From this time Gelo paid little attention to Gela, and devoted
himself to the aggrandizement of Syracuse, which attained
extraordinary wealth and influence. When the Greeks solicited
his aid against Xerxes, he refused it, since they would not give
him command of the allied forces (Herodotus vii. 171). In the
same year the Carthaginians invaded Sicily, but were totally
defeated at Himera, the result of the victory being that Gelo
became lord of all Sicily. After he had thus established his
power, he made a show of resigning it; but his proposal was
rejected by the multitude, and he reigned without opposition
till his death (478). He was honoured as a hero, and his memory
was held in such respect that when all the brazen statues of
tyrants were condemned to be sold in the time of Timoleon
(150 years later) an exemption was made in favour of the statue
of Gelo.
Herodotus vii.; Diod. Sic. xi. 20-38; see also Sicily: History, and Syracuse; for his coins see Numismatics: Sicily.
GELSEMIUM, a drug consisting of the root of Gelsemium
nitidum, a clinging shrub of the natural order Loganiaceae, having
a milky juice, opposite, lanceolate shining leaves, and axillary
clusters of from one to five large, funnel-shaped, very fragrant
yellow flowers, whose perfume has been compared with that of
the wallflower. The fruit is composed of two separable jointed
pods, containing numerous flat-winged seeds. The stem often
runs underground for a considerable distance, and indiscriminately
with the root it is used in medicine. The plant is a native of
the United States, growing on rich clay soil by the side of streams
near the coast, from Virginia to the south of Florida. In the
United States it is commonly known as the wild, yellow or
Carolina jessamine, although in no way related to the true
jessamines, which belong to the order Oleaceae. It was first
described in 1640 by John Parkinson, who grew it in his garden
from seed sent by Tradescant from Virginia; at the present time
it is but rarely seen, even in botanical gardens, in Great Britain.

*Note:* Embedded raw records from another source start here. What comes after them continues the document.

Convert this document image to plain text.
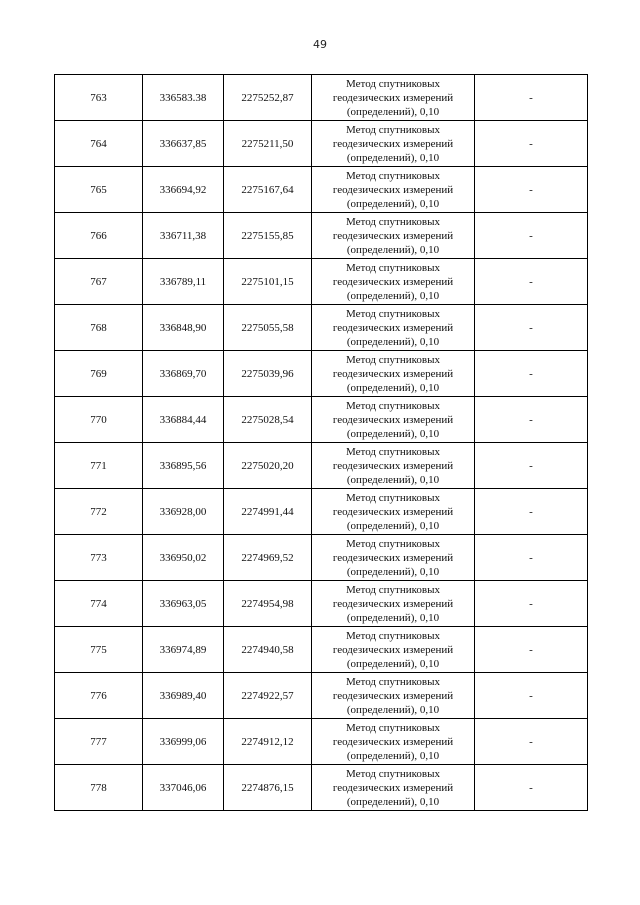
49
763	336583.38	2275252,87	Метод спутниковых
геодезических измерений
(определений), 0,10	-
764	336637,85	2275211,50	Метод спутниковых
геодезических измерений
(определений), 0,10	-
765	336694,92	2275167,64	Метод спутниковых
геодезических измерений
(определений), 0,10	-
766	336711,38	2275155,85	Метод спутниковых
геодезических измерений
(определений), 0,10	-
767	336789,11	2275101,15	Метод спутниковых
геодезических измерений
(определений), 0,10	-
768	336848,90	2275055,58	Метод спутниковых
геодезических измерений
(определений), 0,10	-
769	336869,70	2275039,96	Метод спутниковых
геодезических измерений
(определений), 0,10	-
770	336884,44	2275028,54	Метод спутниковых
геодезических измерений
(определений), 0,10	-
771	336895,56	2275020,20	Метод спутниковых
геодезических измерений
(определений), 0,10	-
772	336928,00	2274991,44	Метод спутниковых
геодезических измерений
(определений), 0,10	-
773	336950,02	2274969,52	Метод спутниковых
геодезических измерений
(определений), 0,10	-
774	336963,05	2274954,98	Метод спутниковых
геодезических измерений
(определений), 0,10	-
775	336974,89	2274940,58	Метод спутниковых
геодезических измерений
(определений), 0,10	-
776	336989,40	2274922,57	Метод спутниковых
геодезических измерений
(определений), 0,10	-
777	336999,06	2274912,12	Метод спутниковых
геодезических измерений
(определений), 0,10	-
778	337046,06	2274876,15	Метод спутниковых
геодезических измерений
(определений), 0,10	-
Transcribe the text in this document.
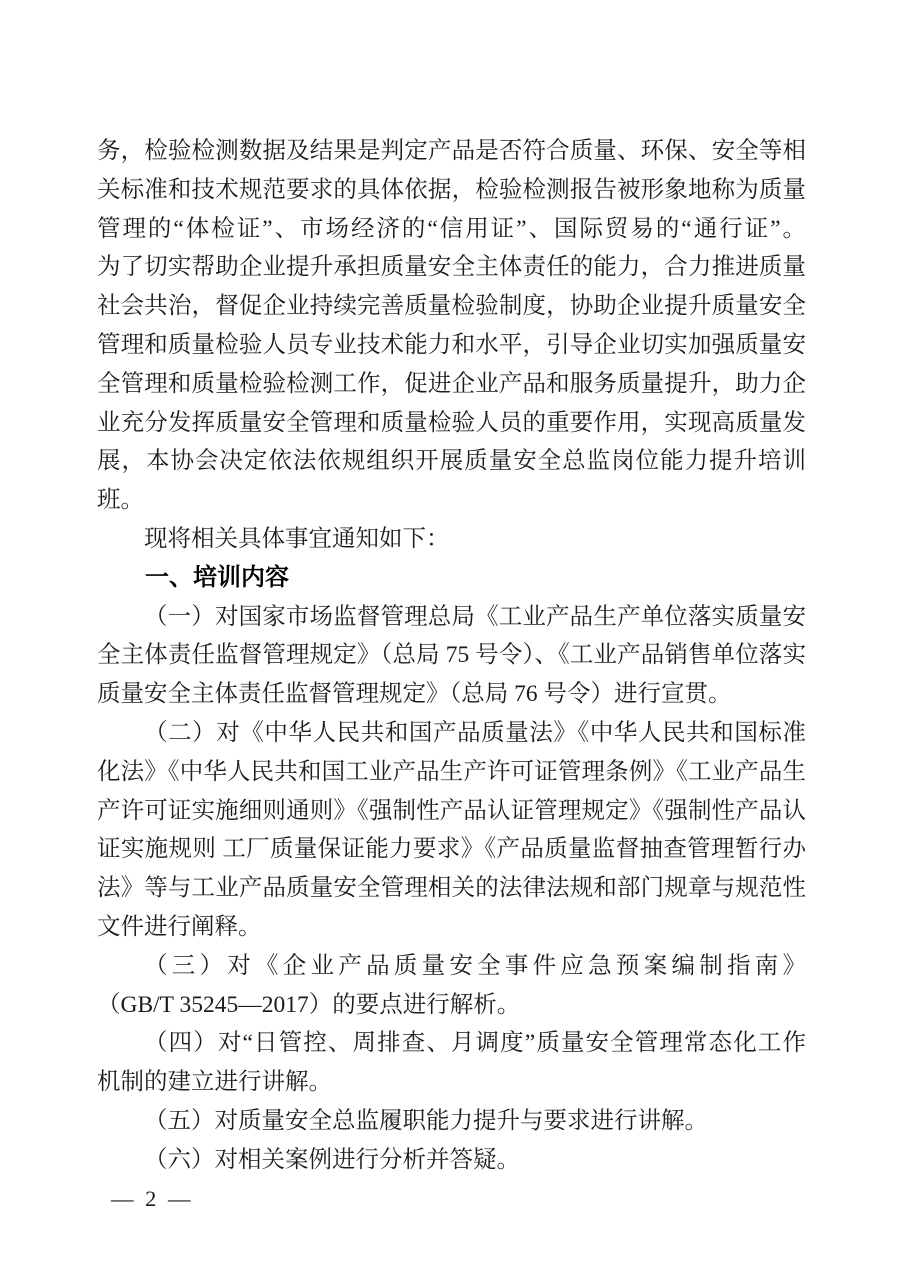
务，检验检测数据及结果是判定产品是否符合质量、环保、安全等相
关标准和技术规范要求的具体依据，检验检测报告被形象地称为质量
管理的“体检证”、市场经济的“信用证”、国际贸易的“通行证”。
为了切实帮助企业提升承担质量安全主体责任的能力，合力推进质量
社会共治，督促企业持续完善质量检验制度，协助企业提升质量安全
管理和质量检验人员专业技术能力和水平，引导企业切实加强质量安
全管理和质量检验检测工作，促进企业产品和服务质量提升，助力企
业充分发挥质量安全管理和质量检验人员的重要作用，实现高质量发
展，本协会决定依法依规组织开展质量安全总监岗位能力提升培训
班。
现将相关具体事宜通知如下：
一、培训内容
（一）对国家市场监督管理总局《工业产品生产单位落实质量安
全主体责任监督管理规定》（总局 75 号令）、《工业产品销售单位落实
质量安全主体责任监督管理规定》（总局 76 号令）进行宣贯。
（二）对《中华人民共和国产品质量法》《中华人民共和国标准
化法》《中华人民共和国工业产品生产许可证管理条例》《工业产品生
产许可证实施细则通则》《强制性产品认证管理规定》《强制性产品认
证实施规则 工厂质量保证能力要求》《产品质量监督抽查管理暂行办
法》等与工业产品质量安全管理相关的法律法规和部门规章与规范性
文件进行阐释。
（三）对《企业产品质量安全事件应急预案编制指南》
（GB/T 35245—2017）的要点进行解析。
（四）对“日管控、周排查、月调度”质量安全管理常态化工作
机制的建立进行讲解。
（五）对质量安全总监履职能力提升与要求进行讲解。
（六）对相关案例进行分析并答疑。
— 2 —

The drug contains a volatile oil and two potent alkaloids, gelseminine and gelsemine. Gelseminine is a yellowish, bitter substance, readily soluble in ether and alcohol. It is not employed therapeutically. Gelsemine has the formula C11H19NO2, and is a colourless, odourless, intensely bitter solid, which is insoluble in water, but readily forms a soluble hydrochloride. The dose of this salt is from 160th to 120th of a grain. The British Pharmacopoeia contains a tincture of gelsemium, the dose of which is from five to fifteen minims.

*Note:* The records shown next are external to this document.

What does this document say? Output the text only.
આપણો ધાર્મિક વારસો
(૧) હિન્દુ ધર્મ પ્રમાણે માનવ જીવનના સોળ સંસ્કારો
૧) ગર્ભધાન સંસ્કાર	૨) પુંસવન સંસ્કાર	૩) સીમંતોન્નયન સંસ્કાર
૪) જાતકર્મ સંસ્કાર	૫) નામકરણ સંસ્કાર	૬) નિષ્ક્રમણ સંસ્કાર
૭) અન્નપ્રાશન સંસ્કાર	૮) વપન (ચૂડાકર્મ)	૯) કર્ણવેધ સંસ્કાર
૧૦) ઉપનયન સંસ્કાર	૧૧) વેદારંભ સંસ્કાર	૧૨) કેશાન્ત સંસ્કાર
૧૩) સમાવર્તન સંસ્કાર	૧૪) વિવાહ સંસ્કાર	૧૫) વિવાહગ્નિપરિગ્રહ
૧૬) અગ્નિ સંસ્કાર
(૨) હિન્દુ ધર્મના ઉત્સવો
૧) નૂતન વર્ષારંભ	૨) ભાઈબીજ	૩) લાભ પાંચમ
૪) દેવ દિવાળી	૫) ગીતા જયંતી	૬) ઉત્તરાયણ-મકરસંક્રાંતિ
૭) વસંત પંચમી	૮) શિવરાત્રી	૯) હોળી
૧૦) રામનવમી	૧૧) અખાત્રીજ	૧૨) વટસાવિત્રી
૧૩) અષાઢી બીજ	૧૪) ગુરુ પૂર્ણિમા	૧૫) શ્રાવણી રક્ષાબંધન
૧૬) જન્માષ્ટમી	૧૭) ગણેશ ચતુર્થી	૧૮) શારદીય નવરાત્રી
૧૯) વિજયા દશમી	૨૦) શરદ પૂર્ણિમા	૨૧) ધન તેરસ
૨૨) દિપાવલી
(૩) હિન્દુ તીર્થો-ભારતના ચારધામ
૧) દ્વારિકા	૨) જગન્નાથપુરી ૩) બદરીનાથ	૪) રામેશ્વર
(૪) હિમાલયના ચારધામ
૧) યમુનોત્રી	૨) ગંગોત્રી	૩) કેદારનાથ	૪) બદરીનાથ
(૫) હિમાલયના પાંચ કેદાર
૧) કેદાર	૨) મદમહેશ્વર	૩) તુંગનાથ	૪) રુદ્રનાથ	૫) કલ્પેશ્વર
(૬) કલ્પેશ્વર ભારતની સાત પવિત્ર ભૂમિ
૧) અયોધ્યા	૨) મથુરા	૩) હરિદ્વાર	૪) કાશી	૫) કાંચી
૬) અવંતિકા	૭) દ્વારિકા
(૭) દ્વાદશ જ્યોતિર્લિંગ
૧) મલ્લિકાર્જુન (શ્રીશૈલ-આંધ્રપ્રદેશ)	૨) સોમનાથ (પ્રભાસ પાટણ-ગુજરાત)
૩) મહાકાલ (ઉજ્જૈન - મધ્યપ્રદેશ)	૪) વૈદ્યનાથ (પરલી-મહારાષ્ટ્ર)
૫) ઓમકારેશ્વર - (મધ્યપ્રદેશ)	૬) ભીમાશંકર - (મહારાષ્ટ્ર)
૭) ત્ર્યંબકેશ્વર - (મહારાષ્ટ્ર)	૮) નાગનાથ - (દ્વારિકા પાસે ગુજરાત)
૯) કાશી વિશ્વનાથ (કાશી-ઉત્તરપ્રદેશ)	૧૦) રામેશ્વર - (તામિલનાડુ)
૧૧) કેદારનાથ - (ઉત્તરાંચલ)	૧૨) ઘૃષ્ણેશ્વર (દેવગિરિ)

Gelsemium nitidum, half natural size; flower, nat. size. |
The drug is essentially a nerve poison. It has no action on the skin and no marked action on the alimentary or circulatory systems. Its action on the cerebrum is slight, consciousness being retained even after toxic doses, but there may be headache and giddiness. The drug rapidly causes failure of vision, diplopia, ptosis or falling of the upper eyelid, dilatation of the pupil, and a lowering of the intra-ocular tension. This last action is doubtful. The symptoms appear to be due to a paralysis of the motor cells that control the internal and external ocular muscles. The most marked action of the drug is upon the anterior cornua of grey matter in the spinal cord. It can be shown by a process of experimental exclusion that to an arrest of function of these cells is due the paralysis of all the voluntary muscles of the body that follows the administration of gelsemium or gelsemine. Just before death the sensory part of the spinal cord is also paralysed, general anaesthesia resulting. The drug kills by its action on the respiratory centre in the medulla oblongata. Shortly after the administration of even a moderate dose the respiration is slowed and is ultimately arrested, this being the cause of death. In cases of poisoning the essential treatment is artificial respiration, which may be aided by the subcutaneous exhibition of strychnine.
Though the drug is still widely used, the rational indications for its employment are singularly rare and uncertain. The conditions in which it is most frequently employed are convulsions, bronchitis, severe and purposeless coughing, myalgia or muscular pain, neuralgia and various vague forms of pain.